When you type something into ChatGPT—let's say: "Give me three simple strategies for staying productive while working." Here's what happens under the hood:

  • Your words are turned into numbers. Not the scary ones from Severance (hopefully)—just in the "this is how computers process language" kind of way

  • Those numbers run through a massive neural network (think of it as an AI brain with billions of digital "connections" that help it predict what words should come next)

  • ChatGPT picks the next word… then the next… then the next. Based on probability, it chooses the most likely sequence of words that sound like a reasonable response

  • The answer appears on your screen, word by word. And that's why sometimes it takes a second—it's literally generating the response on the fly

Important Note: Because ChatGPT doesn't think, it doesn't understand—it's simply predicting what a logical answer should look like based on what it's seen before. That's why its responses can sound fluent but still be completely wrong.

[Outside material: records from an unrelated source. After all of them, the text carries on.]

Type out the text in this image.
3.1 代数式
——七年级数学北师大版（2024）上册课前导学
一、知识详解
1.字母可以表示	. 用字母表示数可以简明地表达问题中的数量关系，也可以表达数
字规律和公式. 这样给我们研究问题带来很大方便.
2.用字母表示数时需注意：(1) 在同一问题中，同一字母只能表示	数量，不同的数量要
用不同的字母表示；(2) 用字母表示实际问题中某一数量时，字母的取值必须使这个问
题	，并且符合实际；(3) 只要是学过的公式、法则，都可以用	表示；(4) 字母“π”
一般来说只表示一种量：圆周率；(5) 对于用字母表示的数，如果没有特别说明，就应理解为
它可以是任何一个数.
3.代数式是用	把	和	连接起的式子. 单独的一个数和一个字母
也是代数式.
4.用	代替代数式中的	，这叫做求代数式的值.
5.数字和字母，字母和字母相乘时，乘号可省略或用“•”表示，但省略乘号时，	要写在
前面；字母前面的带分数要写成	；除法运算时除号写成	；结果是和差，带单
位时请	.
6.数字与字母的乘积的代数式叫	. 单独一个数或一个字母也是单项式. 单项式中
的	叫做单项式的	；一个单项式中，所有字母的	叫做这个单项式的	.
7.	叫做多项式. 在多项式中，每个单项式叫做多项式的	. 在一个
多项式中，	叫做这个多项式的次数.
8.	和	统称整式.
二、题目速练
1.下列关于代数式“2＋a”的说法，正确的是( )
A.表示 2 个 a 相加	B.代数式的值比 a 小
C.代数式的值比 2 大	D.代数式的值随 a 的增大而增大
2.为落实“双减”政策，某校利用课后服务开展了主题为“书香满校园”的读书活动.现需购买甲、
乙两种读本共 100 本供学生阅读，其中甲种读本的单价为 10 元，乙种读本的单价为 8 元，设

That's because AI isn't automatically searching the internet in real-time—it's working from its training data. Unless you're using a service with real-time browsing (which is often a paid feature on many AI tools), it's like a really well-read friend who knows a lot but doesn't always fact-check before speaking. (So, basically, a day that ends in y on Twitter.)” - excerpted from AI for ADHD: A Practical Guide to Starting (and Actually Finishing) What Matters by Lindsay Scola.

Thanks for stopping by Beck on Tech, Lindsay!